Using multi-devices with OpenMP

By Roger Ferrer & Xavier Teruel – Barcelona Supercomputing Center (BSC)

Cloud services enhance business performance through agile deployment, robust security, efficient data management, and utility-based sharing models. They offer a low total cost of ownership and high-performance computing. Cloud computing supports quicker adaptation and smoother operations in dynamic market environments, simplifying technology adoption.

Data centres are crucial for cloud computing. Data centres also need to be energy efficient and currently they are built using systems with many GPUs that help accelerating a number of workloads suitable for computationally dense applications.

A common challenge when programming for systems featuring many GPUs is making the most of them. Application developers rely on programming models able to exploit them. Typically, algorithms that expose data-parallelism are well suited for acceleration. One programming model that helps developers in using GPUs to accelerate their applications is OpenMP.

OpenMP is a directive-based programming model born in the context of High-Performance Computing (HPC). In contrast to other programming models that require using new APIs, OpenMP only expects developers to annotate relevant parts of their applications that can be accelerated. OpenMP is able to exploit different kinds of parallelism, not just data-parallelism, such as task-parallelism.

Since its version 4.0, OpenMP provides directives that allow offloading parts of the applications to an accelerator, leveraging both task- and data-parallelism. Task-parallelism in this context roughly corresponds to the offload process itself and data-parallelism exploits the parallel execution of the accelerator. In the context of GPUs, exploiting data-parallelism is key to achieve good performance and speeding up applications. OpenMP, when it comes to accelerators, is not linked to a specific vendor making it portable across different technologies.

OpenMP, is flexible, and can be used in systems built using nodes where each node has many GPUs, such as the ones in data centres as stated above. However, the programming model does not provide enough expressiveness in these scenarios. For instance, the programmer needs to explicitly distribute data and execution over the different GPUs in the node. We can see this in the left-hand side of the Figure 1. The programmer needs to explicitly compute the bounds of the different chunks of the data-parallel loop so to distribute it among the different GPUs. Computing these bounds adds to the burden of accelerating an application and is not flexible in more complex scenarios such as those exposing imbalance.

Figure 1: Source code comparison: manual work distribution (left) and target spread approach (right).

At BSC, within the RISER project, we have been working on providing an easier way to program systems with several accelerators. In particular, a scenario with homogeneous accelerators, like systems with many GPUs found in data centres.

To achieve that, we have extended OpenMP with a new directive that we call spread. We can see an example in the right-hand side of Figure 1. In it, spread extends the target directive when applied to a parallel loop. The user can now specify a set of devices using a new devices clause. For each device, the programmer can also use special variables, such as omp_spread_start and omp_spread_size which will contain the boundaries of the different chunks offloaded to the accelerator. These variables, implemented by the compiler, help mapping the data to the different devices.

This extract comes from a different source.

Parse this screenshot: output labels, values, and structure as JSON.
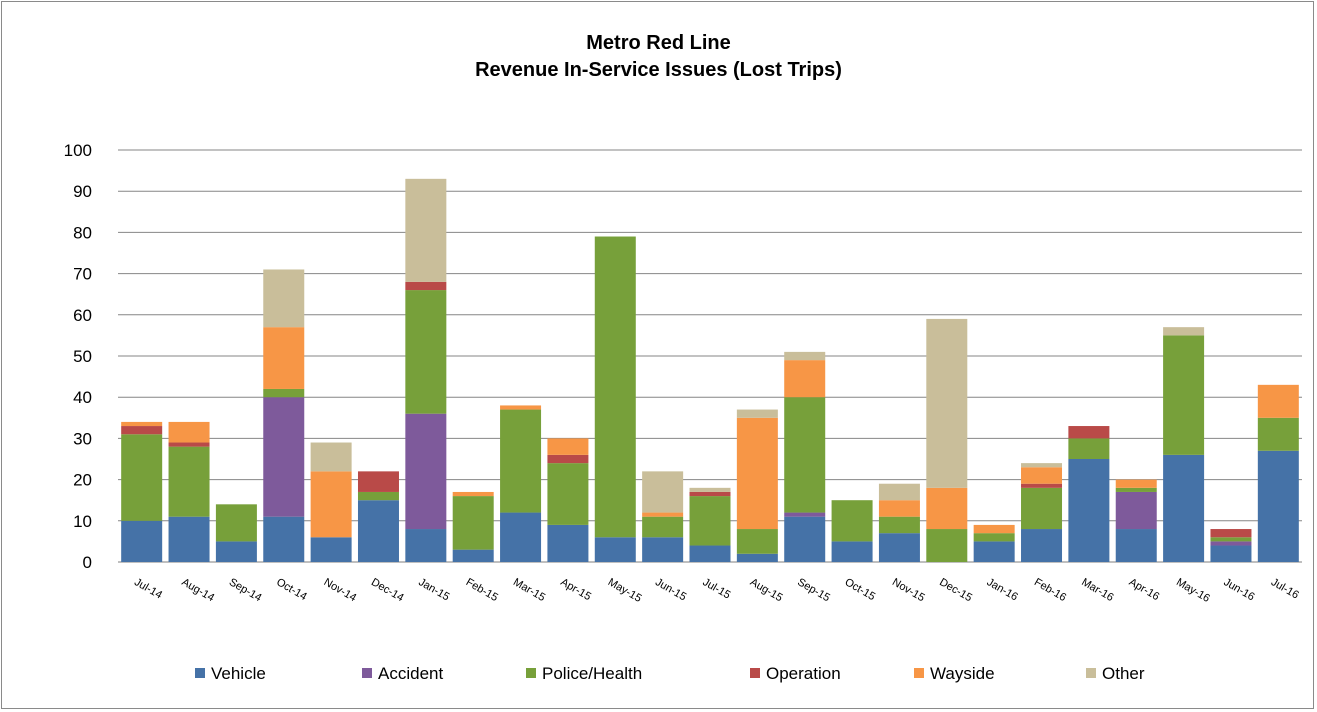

Our goal here is not necessarily better performance. Instead we focus on improving the expressiveness and productivity of a programmer that wants to make use of the many GPUs systems.

Currently, we have a prototype implementation of the spread directive on top of Clang/LLVM compiler infrastructure. We are evaluating its usefulness and investigating the performance impact in codes that benefit from this new directive. The selection of codes being studied includes numerical applications, machine learning, cryptography and image processing. These codes are representative of the applications typically run on cloud platforms.

The RISER accelerated platform presents itself as a system with many accelerators. The spread directive provides a tool to exploit this scenario as well, thanks to the portable nature of OpenMP.